Yaprak Türkatalay: Şimdi hayata karşı çok daha hırslıyım. Ölümsüzmüş gibi çalış, yarın ölecekmiş gibi yaşa. Ben bunu yapacağım. Ölümden dönmek beni eğitti. Sahip olduğum şeylerin ve yeteneğimin değerini daha iyi anladım. Bundan sonraki hedefim ne istiyorsam onu yapmak, ama en kaliteli bir şekilde. Kendime güveniyorum kesinlikle inanıyorum. Sizi öldürmeyen şey mutlaka güçlendirir.

AİLEM HASTA OLMADAN ÖNCE HUKUK FAKÜLTESİNE GİTMEMİ İSTİYORDU

Savaş Uğurlu: Ailen sana ve oyunculuk tutkuna nasıl yaklaşıyor.
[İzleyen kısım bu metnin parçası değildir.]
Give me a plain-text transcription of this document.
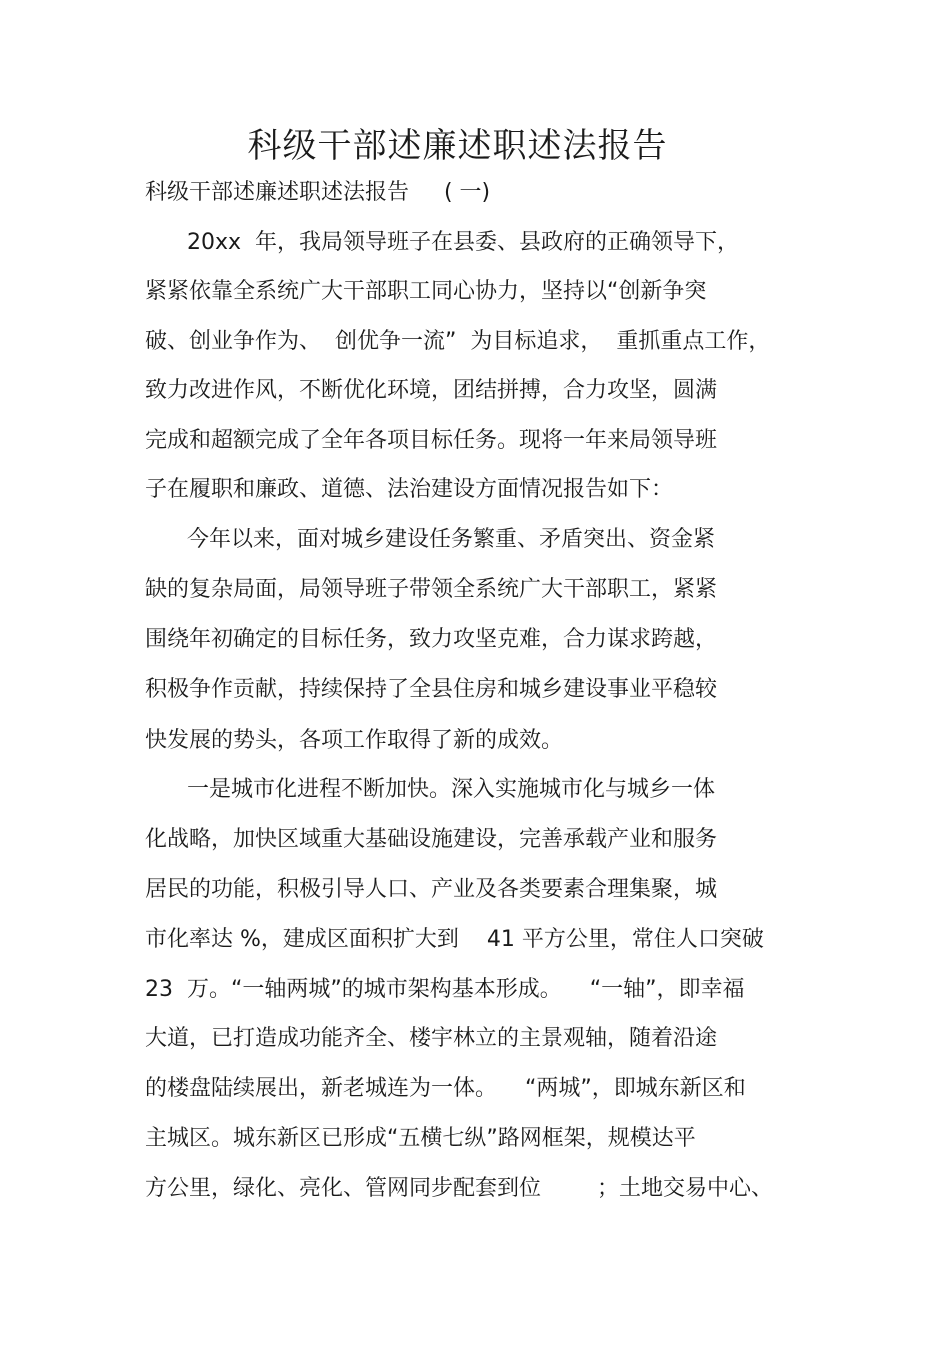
科级干部述廉述职述法报告
科级干部述廉述职述法报告     ( 一)
20xx  年，我局领导班子在县委、县政府的正确领导下，
紧紧依靠全系统广大干部职工同心协力，坚持以“创新争突
破、创业争作为、  创优争一流”  为目标追求，  重抓重点工作，
致力改进作风，不断优化环境，团结拼搏，合力攻坚，圆满
完成和超额完成了全年各项目标任务。现将一年来局领导班
子在履职和廉政、道德、法治建设方面情况报告如下：
今年以来，面对城乡建设任务繁重、矛盾突出、资金紧
缺的复杂局面，局领导班子带领全系统广大干部职工，紧紧
围绕年初确定的目标任务，致力攻坚克难，合力谋求跨越，
积极争作贡献，持续保持了全县住房和城乡建设事业平稳较
快发展的势头，各项工作取得了新的成效。
一是城市化进程不断加快。深入实施城市化与城乡一体
化战略，加快区域重大基础设施建设，完善承载产业和服务
居民的功能，积极引导人口、产业及各类要素合理集聚，城
市化率达 %，建成区面积扩大到    41 平方公里，常住人口突破
23  万。“一轴两城”的城市架构基本形成。    “一轴”，即幸福
大道，已打造成功能齐全、楼宇林立的主景观轴，随着沿途
的楼盘陆续展出，新老城连为一体。    “两城”，即城东新区和
主城区。城东新区已形成“五横七纵”路网框架，规模达平
方公里，绿化、亮化、管网同步配套到位        ；土地交易中心、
Yaprak Türkatalay: Bu olaydan önce ailem ve ben hukuk fakültesine gitmemin faydalı olacağını düşünüyorduk. Her aile çocuğunun geleceğini garanti altına alacağı sabit bir gelirli meslekte olmasını ister. Oyuncu olmak benim en büyük hayalimdi. Ama nedense gerçekleştirmeye hiç kalkışmadım. Parlak bir yıldız kadar uzaktaydı bu fikir bana. Ama bugün biliyorum ki bu hayat benim ve ben oyuncu olmak için yaratılmışım. Bu iddiam ailem için oldukça yeni ve tartışılır olduğunun farkındayım. Ama eminim ki mutlu olmam için bana destek verecekler. Özelliklede annem. Herkes hayallerinin peşinden koşmalı yoksa hep olmak istediğimiz yerde oluruz.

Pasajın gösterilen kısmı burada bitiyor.